Ce petit ouvrage est fort éloigné de ceux, écrits ultérieurement par son auteur, et sans doute aujourd'hui mieux connus, qui véhiculent les prises de position politiques de l'intellectuel engagé. Le linguiste est pourtant bel et bien le même bonhomme.
Je n'ai jamais été _enthousiaste_ des position de Chomsky en linguistique, non pas parce qu'il a effectivement et très justement révolutionné le champ, mais parce que cela sentait, philosophiquement, des partis-pris mal discutés - voire des présupposés savamment mis sous le tapis. Je me souviens en son temps avoir pris des notes en ce sens sur cet excellent petit opuscule, que je recommande vivement non parce que je m'y reconnaitrait des thèses, mais parce qu'il expose clairement certaines des position fondamentales de l'auteur sur la nature de la formation des phrases bien formées (grammaticalement juste).

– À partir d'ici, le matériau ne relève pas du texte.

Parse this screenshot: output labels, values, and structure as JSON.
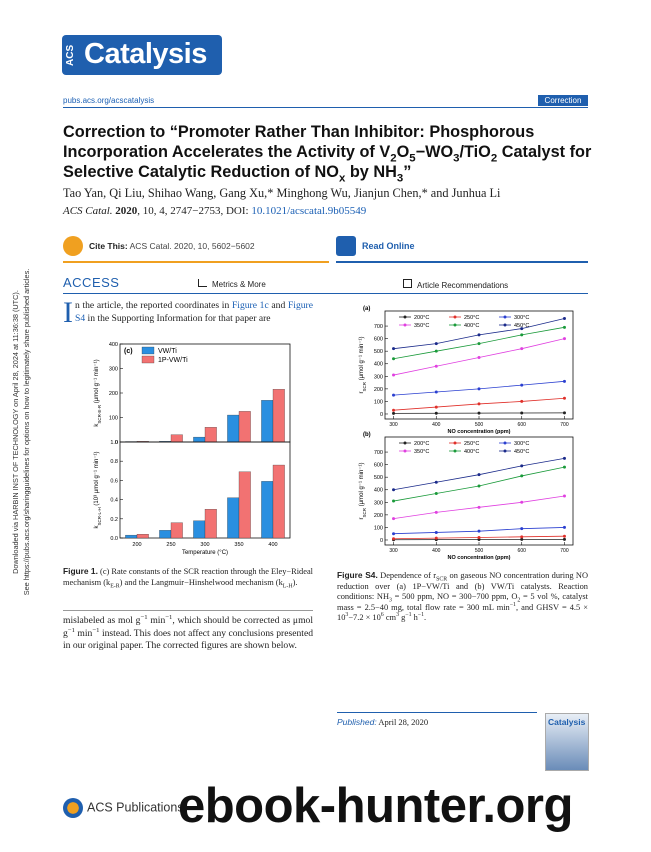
{
  "side_note": [
    "Downloaded via HARBIN INST OF TECHNOLOGY on April 28, 2024 at 11:36:38 (UTC).",
    "See https://pubs.acs.org/sharingguidelines for options on how to legitimately share published articles."
  ],
  "header": {
    "logo_mark": "ACS",
    "journal": "Catalysis",
    "url": "pubs.acs.org/acscatalysis",
    "section": "Correction"
  },
  "title": [
    "Correction to “Promoter Rather Than Inhibitor: Phosphorous Incorporation Accelerates the Activity of V",
    "2",
    "O",
    "5",
    "−WO",
    "3",
    "/TiO",
    "2",
    " Catalyst for Selective Catalytic Reduction of NO",
    "x",
    " by NH",
    "3",
    "”"
  ],
  "authors": "Tao Yan, Qi Liu, Shihao Wang, Gang Xu,* Minghong Wu, Jianjun Chen,* and Junhua Li",
  "original_citation": {
    "journal": "ACS Catal.",
    "year": "2020",
    "rest": ", 10, 4, 2747−2753, DOI: ",
    "doi": "10.1021/acscatal.9b05549"
  },
  "cite_box": {
    "label": "Cite This:",
    "citation": "ACS Catal. 2020, 10, 5602−5602",
    "read_online": "Read Online"
  },
  "access_bar": {
    "access": "ACCESS",
    "metrics": "Metrics & More",
    "recommendations": "Article Recommendations"
  },
  "body_1": {
    "drop_cap": "I",
    "parts": [
      "n the article, the reported coordinates in ",
      "Figure 1c",
      " and ",
      "Figure S4",
      " in the Supporting Information for that paper are"
    ]
  },
  "caption_1": [
    "Figure 1.",
    " (c) Rate constants of the SCR reaction through the Eley−Rideal mechanism (k",
    "E-R",
    ") and the Langmuir−Hinshelwood mechanism (k",
    "L-H",
    ")."
  ],
  "body_2": [
    "mislabeled as mol g",
    "−1",
    " min",
    "−1",
    ", which should be corrected as μmol g",
    "−1",
    " min",
    "−1",
    " instead. This does not affect any conclusions presented in our original paper. The corrected figures are shown below."
  ],
  "caption_s4": [
    "Figure S4.",
    " Dependence of r",
    "SCR",
    " on gaseous NO concentration during NO reduction over (a) 1P−VW/Ti and (b) VW/Ti catalysts. Reaction conditions: NH",
    "3",
    " = 500 ppm, NO = 300−700 ppm, O",
    "2",
    " = 5 vol %, catalyst mass = 2.5−40 mg, total flow rate = 300 mL min",
    "−1",
    ", and GHSV = 4.5 × 10",
    "3",
    "−7.2 × 10",
    "6",
    " cm",
    "3",
    " g",
    "−1",
    " h",
    "−1",
    "."
  ],
  "published": {
    "label": "Published:",
    "date": "April 28, 2020"
  },
  "footer": {
    "publisher": "ACS Publications",
    "watermark": "ebook-hunter.org"
  },
  "chart_data": [
    {
      "type": "bar",
      "title": "(c)",
      "categories": [
        null,
        null,
        null,
        null,
        null
      ],
      "series": [
        {
          "name": "VW/Ti",
          "color": "#2a8fe0",
          "values": [
            2,
            3,
            20,
            110,
            170
          ]
        },
        {
          "name": "1P-VW/Ti",
          "color": "#f27272",
          "values": [
            3,
            30,
            60,
            125,
            215
          ]
        }
      ],
      "y_label": [
        "k",
        "SCR-E-R",
        " (μmol g⁻¹ min⁻¹)"
      ],
      "ylim": [
        0,
        400
      ],
      "yticks": [
        0,
        100,
        200,
        300,
        400
      ]
    },
    {
      "type": "bar",
      "categories": [
        "200",
        "250",
        "300",
        "350",
        "400"
      ],
      "series": [
        {
          "color": "#2a8fe0",
          "values": [
            0.03,
            0.08,
            0.18,
            0.42,
            0.59
          ]
        },
        {
          "color": "#f27272",
          "values": [
            0.04,
            0.16,
            0.3,
            0.69,
            0.76
          ]
        }
      ],
      "x_label": "Temperature (°C)",
      "y_label": [
        "k",
        "SCR-L-H",
        " (10³ μmol g⁻¹ min⁻¹)"
      ],
      "ylim": [
        0,
        1
      ],
      "yticks": [
        {
          "value": 0,
          "label": "0.0"
        },
        0.2,
        0.4,
        0.6,
        0.8,
        {
          "value": 1,
          "label": "1.0"
        }
      ]
    },
    {
      "type": "line",
      "title": "(a)",
      "x": [
        300,
        400,
        500,
        600,
        700
      ],
      "series": [
        {
          "name": "200°C",
          "color": "#222222",
          "values": [
            5,
            6,
            7,
            8,
            9
          ]
        },
        {
          "name": "250°C",
          "color": "#e0302a",
          "values": [
            30,
            55,
            80,
            100,
            125
          ]
        },
        {
          "name": "300°C",
          "color": "#2a3fd0",
          "values": [
            150,
            175,
            200,
            230,
            260
          ]
        },
        {
          "name": "350°C",
          "color": "#e040e0",
          "values": [
            310,
            380,
            450,
            520,
            600
          ]
        },
        {
          "name": "400°C",
          "color": "#1a9a3a",
          "values": [
            440,
            500,
            560,
            630,
            690
          ]
        },
        {
          "name": "450°C",
          "color": "#1a2a8a",
          "values": [
            520,
            560,
            630,
            680,
            760
          ]
        }
      ],
      "x_label": "NO concentration (ppm)",
      "y_label": [
        "r",
        "SCR",
        " (μmol g⁻¹ min⁻¹)"
      ],
      "xlim": [
        280,
        720
      ],
      "xticks": [
        300,
        400,
        500,
        600,
        700
      ],
      "ylim": [
        -40,
        820
      ],
      "yticks": [
        0,
        100,
        200,
        300,
        400,
        500,
        600,
        700
      ]
    },
    {
      "type": "line",
      "title": "(b)",
      "x": [
        300,
        400,
        500,
        600,
        700
      ],
      "series": [
        {
          "name": "200°C",
          "color": "#222222",
          "values": [
            2,
            3,
            4,
            5,
            5
          ]
        },
        {
          "name": "250°C",
          "color": "#e0302a",
          "values": [
            10,
            15,
            20,
            25,
            30
          ]
        },
        {
          "name": "300°C",
          "color": "#2a3fd0",
          "values": [
            50,
            60,
            70,
            90,
            100
          ]
        },
        {
          "name": "350°C",
          "color": "#e040e0",
          "values": [
            170,
            220,
            260,
            300,
            350
          ]
        },
        {
          "name": "400°C",
          "color": "#1a9a3a",
          "values": [
            310,
            370,
            430,
            510,
            580
          ]
        },
        {
          "name": "450°C",
          "color": "#1a2a8a",
          "values": [
            400,
            460,
            520,
            590,
            650
          ]
        }
      ],
      "x_label": "NO concentration (ppm)",
      "y_label": [
        "r",
        "SCR",
        " (μmol g⁻¹ min⁻¹)"
      ],
      "xlim": [
        280,
        720
      ],
      "xticks": [
        300,
        400,
        500,
        600,
        700
      ],
      "ylim": [
        -40,
        820
      ],
      "yticks": [
        0,
        100,
        200,
        300,
        400,
        500,
        600,
        700
      ]
    }
  ]
}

Son travail intervenait à l'époque du boom de la cybernétique et de la première Intelligence Artificielle, exactement au moment où l'on pensait que les systèmes fondés sur l'ensemble bases de connaissances + règles de pattern matching/substitution (dits alors "Systèmes Experts") permettraient de modéliser et simuler toute performance d'un esprit humainn. On a certes déchanté depuis, et l'IA a dû s'enrichier non seulement de systèmes de règles bien plus complexes, mais surtout d'autres types de modélisation (connexionnisme, morpho math, Vie Artificielle) pour atteindre quelques performance dans des domaines qu'à l'époque pourtant on jugeait très facilement atteignables (la vision par exemple). Cela dit, le travail de Chomsky importait en linguistique le type de raisonnement qui était à l'époque en train de révolutionner un certain nombre de champs de recherche, au moins aux USA. Les systèmes qu'il propose ne sont rien de plus que des systèmes formels appliqués à une modélisation de la langue, mais surtout coordonnées à une analyse fine du donné (régularité des erreurs de syntaxe commises par les enfants, par exemple). Il y a donc une force certaine dans le système proposé, qui a grandement ensemencé la linguistique - d'autant plus qu'à l'époque, on était en plein structuralisme : si les justifications chomskiennes sont incompatibles avec les principes du structuralisme, les outils qu'il propose ne le sont pas !
Ce n'est bien sûr pas le dernier mot en matière de grammaire, et la recherche a de toute façon fort évolué depuis les années 60. Parmi les lignes d'investigation plus récentes, je connais par exemple la "grammaticalisation cognitive" (donc explicative, représentée par B. Heine, pour l'école allemande) et l'approche typologique (donc descriptive) de la syntaxe représentée en France par D. Creissels - tout cela vu de très loin, chu pas linguiste. Chomsky n'est donc pas le détenteur de l'ultime explication de la chose syntaxique. Mais s'il est - comme souvent les américains - parfois irritant à lire (opinions non-motivées), il reste toujours extrêmement stimulant.